BACKGROUND: The declining use of mechanical valves is in large part due to the risk associated with lifelong anticoagulation. However, there is a paucity of data specifically addressing this risk in non-elderly adults. The aim of this study was to examine the long-term incidence, severity and impact of bleeding events after mechanical aortic valve replacement (AVR) in these patients.

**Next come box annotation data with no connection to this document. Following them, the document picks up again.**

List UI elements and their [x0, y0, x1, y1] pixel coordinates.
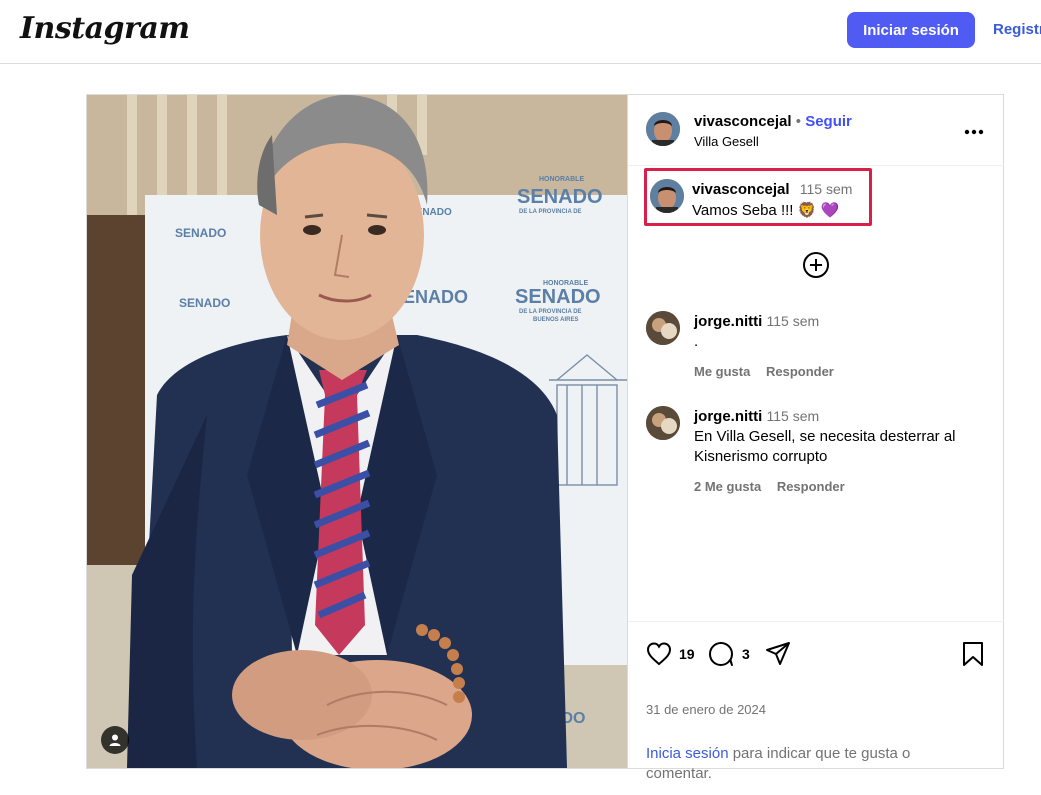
comment-username[interactable]: jorge.nitti: [694, 313, 762, 330]
separator-dot: •: [795, 113, 802, 130]
login-prompt-link[interactable]: Inicia sesión: [646, 745, 729, 762]
author-line: vivasconcejal • Seguir: [694, 113, 852, 130]
avatar-image: [650, 179, 684, 213]
author-username[interactable]: vivasconcejal: [694, 113, 792, 130]
likes-count[interactable]: 19: [679, 646, 695, 662]
post-location[interactable]: Villa Gesell: [694, 134, 759, 149]
avatar-image: [646, 311, 680, 345]
signup-link[interactable]: Registr: [993, 21, 1041, 38]
comment-icon[interactable]: [708, 641, 734, 667]
post-photo: HONORABLE SENADO DE LA PROVINCIA DE SENA…: [87, 95, 627, 768]
comment-actions: Me gusta Responder: [694, 362, 986, 382]
comment-like-button[interactable]: Me gusta: [694, 364, 750, 379]
comment-time: 115 sem: [766, 408, 820, 424]
banner-senado-4: SENADO: [515, 286, 601, 308]
comment-reply-button[interactable]: Responder: [766, 364, 834, 379]
comments-count[interactable]: 3: [742, 646, 750, 662]
banner-province-3: BUENOS AIRES: [533, 317, 578, 323]
comment-item: jorge.nitti 115 sem . Me gusta Responder: [646, 311, 986, 381]
post-card: HONORABLE SENADO DE LA PROVINCIA DE SENA…: [86, 94, 1004, 782]
banner-senado-5: SENADO: [179, 296, 230, 310]
post-actions-panel: 19 3 31 de enero de 2024 Inicia sesión p…: [628, 621, 1004, 782]
author-avatar[interactable]: [646, 112, 680, 146]
login-prompt: Inicia sesión para indicar que te gusta …: [646, 744, 946, 784]
follow-link[interactable]: Seguir: [805, 113, 852, 130]
more-icon: [964, 129, 984, 135]
caption-avatar[interactable]: [650, 179, 684, 213]
banner-honorable-1: HONORABLE: [539, 176, 584, 183]
comment-like-button[interactable]: 2 Me gusta: [694, 479, 761, 494]
post-date: 31 de enero de 2024: [646, 702, 766, 717]
avatar-image: [646, 112, 680, 146]
bookmark-icon[interactable]: [960, 641, 986, 667]
comment-body: jorge.nitti 115 sem En Villa Gesell, se …: [694, 406, 986, 497]
heart-icon[interactable]: [646, 641, 672, 667]
comment-time: 115 sem: [766, 313, 820, 329]
comment-reply-button[interactable]: Responder: [777, 479, 845, 494]
login-button[interactable]: Iniciar sesión: [847, 12, 975, 48]
caption-header: vivasconcejal 115 sem: [692, 181, 852, 198]
top-bar: Instagram Iniciar sesión Registr: [0, 0, 1041, 64]
more-options-button[interactable]: [964, 115, 984, 141]
banner-province-1: DE LA PROVINCIA DE: [519, 209, 582, 215]
commenter-avatar[interactable]: [646, 406, 680, 440]
plus-circle-icon[interactable]: [802, 251, 830, 279]
instagram-logo[interactable]: Instagram: [20, 11, 190, 46]
post-sidebar: vivasconcejal • Seguir Villa Gesell viva…: [627, 95, 1004, 782]
comment-item: jorge.nitti 115 sem En Villa Gesell, se …: [646, 406, 986, 496]
comment-actions: 2 Me gusta Responder: [694, 477, 986, 497]
caption-text: Vamos Seba !!! 🦁 💜: [692, 202, 840, 219]
caption-username[interactable]: vivasconcejal: [692, 181, 790, 198]
comment-username[interactable]: jorge.nitti: [694, 408, 762, 425]
banner-province-2: DE LA PROVINCIA DE: [519, 309, 582, 315]
post-header: vivasconcejal • Seguir Villa Gesell: [628, 95, 1004, 166]
avatar-image: [646, 406, 680, 440]
commenter-avatar[interactable]: [646, 311, 680, 345]
comment-text: En Villa Gesell, se necesita desterrar a…: [694, 428, 956, 465]
banner-senado-1: SENADO: [517, 186, 603, 208]
comment-text: .: [694, 333, 699, 350]
caption-time: 115 sem: [799, 181, 853, 197]
comment-body: jorge.nitti 115 sem . Me gusta Responder: [694, 311, 986, 382]
tagged-users-button[interactable]: [101, 726, 129, 754]
banner-senado-2: SENADO: [175, 226, 226, 240]
post-media[interactable]: HONORABLE SENADO DE LA PROVINCIA DE SENA…: [87, 95, 627, 768]
share-icon[interactable]: [765, 641, 791, 667]
user-icon: [109, 734, 121, 746]
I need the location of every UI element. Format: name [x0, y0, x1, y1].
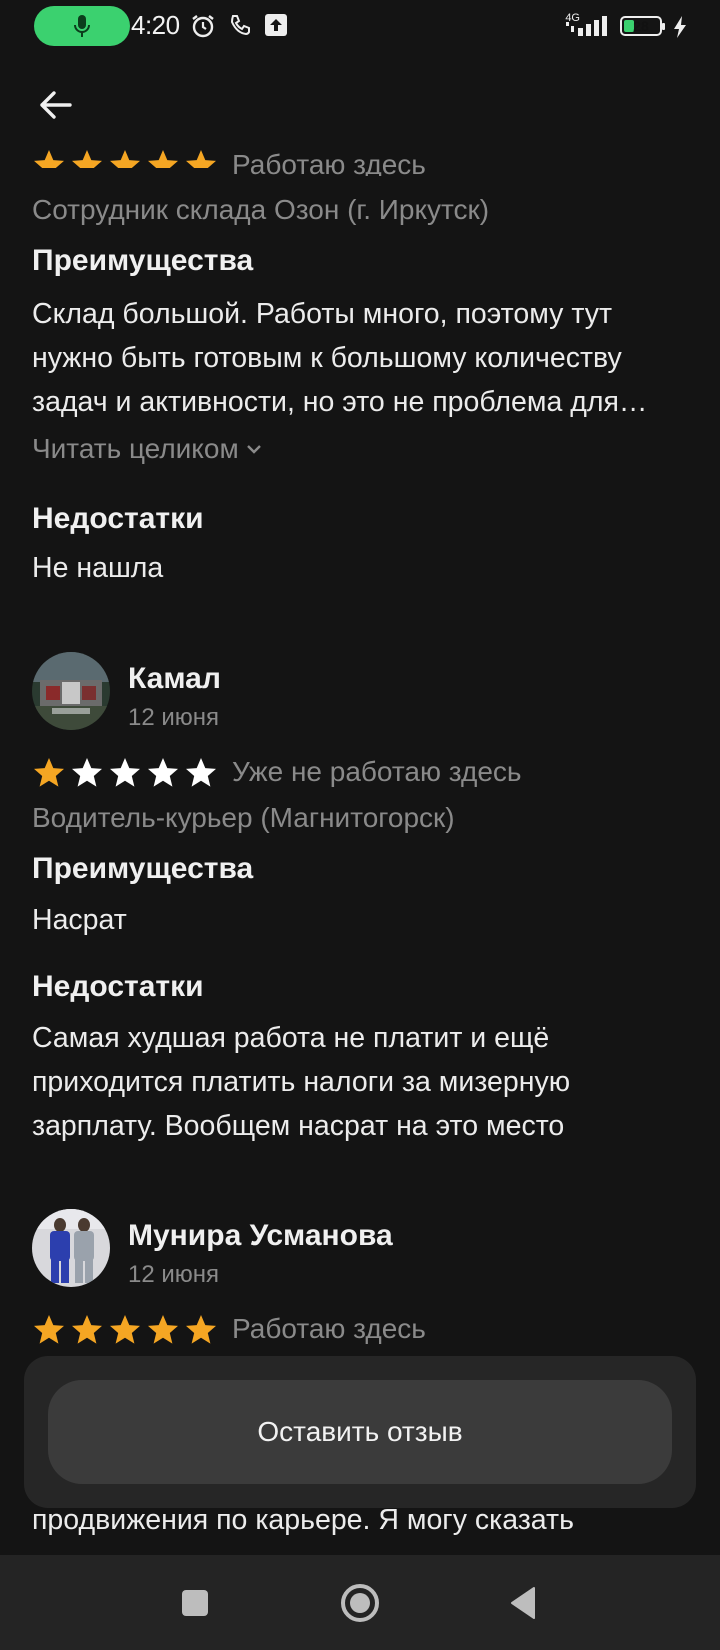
star-filled-icon: [34, 150, 64, 168]
navigation-bar: [0, 1555, 720, 1650]
author-name: Мунира Усманова: [128, 1219, 393, 1252]
cons-title: Недостатки: [32, 970, 204, 1003]
rating-stars: [32, 148, 218, 168]
cons-line: Самая худшая работа не платит и ещё: [32, 1022, 550, 1054]
recents-button[interactable]: [150, 1555, 240, 1650]
star-filled-icon: [148, 150, 178, 168]
status-bar: 4:20 4G 28: [0, 0, 720, 50]
star-empty-icon: [148, 758, 178, 787]
battery-icon: 28: [620, 16, 665, 36]
star-filled-icon: [34, 1315, 64, 1344]
microphone-indicator[interactable]: [34, 6, 130, 46]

METHODS AND RESULTS: From 2000 to 2015, 540 consecutive adults < 65 years (mean age 53±8 years, 67% male) underwent elective isolated mechanical AVR. Patients with infective endocarditis, associated procedures and previous cardiac surgeries were excluded. Eighty-nine percent had a target INR of 2.5-3.5 and 25% were also taking aspirin at the time of last follow-up. Only 10.5% of patients used home anticoagulation management. Primary outcomes of interest were hemorrhagic events during follow-up and quality of life (QoL) using a valve-specific questionnaire. Secondary outcomes were survival and freedom from major adverse prosthetic events (MAPE). Bleeding events were reported using the International Society of Thrombosis and Hemostasis definitions. Mean follow-up was 11.3 ± 4.5 years and was 96% complete. Early mortality was 2% (n=11). A total of 48 patients experiencing major bleeding events were reported (8.9%), of which 17% (n=8) had recurrences. Freedom from major bleeding events at 5, 10 and 15 years was 96±2%, 92±2% and 88±4%, respectively (Figure 1). Overall, 40% of major bleeding events were digestive (n=19), 29% were intracranial (n=14), 8% were genital (n=4) and 6% were pericardial (n=3). Major bleeding-associated mortality was 6.3% (n=3), all of which were intracranial hemorrhages. Overall QoL outcomes were satisfactory late after mechanical AVR (Table 1): 92% of patients said that the valve sound never/rarely bothered them and 86% would make the same decision to have surgery with a mechanical valve. Late actuarial survival at 5,10 and 15 years was 93±2%, 89±3% and 79±5%, respectively. Actuarial freedom from thromboembolic events at 15 years was 82±5% and actuarial freedom from reoperation at 15 years was 93±3%. Reoperation associated mortality was 11% (n=3).
CONCLUSION: These findings suggest that the linearized rate of major bleeding events in non-elderly adults after mechanical is in the 1%/patient-year range. Nevertheless, mortality associated with major bleeding is low. Overall quality of life later after mechanical AVR is satisfactory despite lifelong oral anticoagulation. This study helps better define long-term outcomes in this patient population in order to better inform patients about surgical options.